Nasıl bu hale geldi ülke? Başlarda ‘demokrat’ takılan İslamcı parti, fırsatını bulur bulmaz aniden sinsi ajandasını mı çıkardı? Para bolken iyiydi de, para bitince mi kötüleşti? Yoksa şu sıralar sürekli tekrarlandığı gibi ekonominin rasyonalitesinden kopunca mı oldu, bütün bunlar?
24 yıl önce, henüz AKP ortada yokken şöyle bir yazı yazılmıştı:
“Partilerin işbirliği, güçbirliği ve de oybirliği ile oluşturulan ‘Yeni Türkiye Stratejisi’nin temeli şudur:
1- Emek ucuzlatılıyor. Çalışma süresi uzatılıyor. Sosyal güvenlikte işverenin yükü azaltılıyor. Türkiye'nin ‘ucuz işgücü pazarı’ özelliği kalıcı hale getiriliyor.

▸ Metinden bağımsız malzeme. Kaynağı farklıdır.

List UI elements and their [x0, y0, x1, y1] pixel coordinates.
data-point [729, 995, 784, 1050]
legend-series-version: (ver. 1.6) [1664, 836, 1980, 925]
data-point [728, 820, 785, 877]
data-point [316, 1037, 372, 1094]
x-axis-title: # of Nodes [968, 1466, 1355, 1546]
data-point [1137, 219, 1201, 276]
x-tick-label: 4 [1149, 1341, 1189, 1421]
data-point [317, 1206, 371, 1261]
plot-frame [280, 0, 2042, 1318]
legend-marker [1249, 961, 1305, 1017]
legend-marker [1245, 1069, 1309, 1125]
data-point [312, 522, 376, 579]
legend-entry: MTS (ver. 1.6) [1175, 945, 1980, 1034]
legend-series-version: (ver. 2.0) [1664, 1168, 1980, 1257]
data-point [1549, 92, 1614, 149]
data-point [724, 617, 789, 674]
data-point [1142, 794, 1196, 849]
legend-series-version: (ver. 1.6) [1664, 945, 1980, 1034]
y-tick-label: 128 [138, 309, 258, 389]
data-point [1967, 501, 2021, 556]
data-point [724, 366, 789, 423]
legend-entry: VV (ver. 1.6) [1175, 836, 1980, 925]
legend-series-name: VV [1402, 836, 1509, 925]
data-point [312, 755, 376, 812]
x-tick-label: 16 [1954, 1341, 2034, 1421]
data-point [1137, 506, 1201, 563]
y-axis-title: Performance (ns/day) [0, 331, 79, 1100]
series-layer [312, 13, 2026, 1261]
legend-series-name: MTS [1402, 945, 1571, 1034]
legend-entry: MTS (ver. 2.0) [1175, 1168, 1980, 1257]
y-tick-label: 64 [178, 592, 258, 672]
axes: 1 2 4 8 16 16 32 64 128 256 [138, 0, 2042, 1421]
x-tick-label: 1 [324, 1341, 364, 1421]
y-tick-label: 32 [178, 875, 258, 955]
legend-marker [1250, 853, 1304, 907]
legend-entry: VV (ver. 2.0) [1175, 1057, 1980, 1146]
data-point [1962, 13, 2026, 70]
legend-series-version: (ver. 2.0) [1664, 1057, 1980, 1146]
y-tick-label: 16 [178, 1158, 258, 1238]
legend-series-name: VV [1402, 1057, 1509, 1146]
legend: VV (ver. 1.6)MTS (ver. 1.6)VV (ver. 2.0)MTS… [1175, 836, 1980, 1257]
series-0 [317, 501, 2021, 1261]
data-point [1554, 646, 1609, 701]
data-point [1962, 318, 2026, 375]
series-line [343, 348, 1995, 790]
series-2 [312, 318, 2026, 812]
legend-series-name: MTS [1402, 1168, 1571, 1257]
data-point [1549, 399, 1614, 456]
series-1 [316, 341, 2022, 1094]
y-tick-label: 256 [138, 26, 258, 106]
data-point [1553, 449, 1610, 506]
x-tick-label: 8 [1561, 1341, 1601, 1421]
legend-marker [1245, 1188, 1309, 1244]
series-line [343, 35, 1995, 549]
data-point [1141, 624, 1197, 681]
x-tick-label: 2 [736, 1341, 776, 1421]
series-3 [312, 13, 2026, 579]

2- Sermaye üzerindeki vergiler hafifletiliyor veya kaldırılıyor. Vergi yükü çalışanın ücretine ve tüketiciye (peynire, ekmeğe, dolmuşa, tüp gaza) bindiriliyor.
3- Devletin çağdaş eğitim konusundaki açığının/yetersizliğinin, paralı eğitim ve din eğitimi ile kapatılmasına çalışılıyor. Dini politikaya alet eden liderlerin önündeki engeller kaldırılıyor. Dini liderlerin gücünden ve disiplininden medet umuluyor. Sosyal huzursuzlukların din disiplini ile baskı altına alınabileceğine inanılıyor.
4- Yabancı sermaye tek kurtarıcı güç olarak görülüyor. Her konuda yabancı sermayeye davetiye çıkarılarak, gelmesi için ne isteniyorsa yapılıyor. Kamu hizmetleri ‘imtiyaz sözleşmeleriyle’ yabancılara devroluyor.
5- İşte böyle bir ekonomik yapılanma stratejisinde Türk halkına biçilen misyon ırgatlıktır. Türk halkı ‘fakir bir ırgat’ olacaktır.”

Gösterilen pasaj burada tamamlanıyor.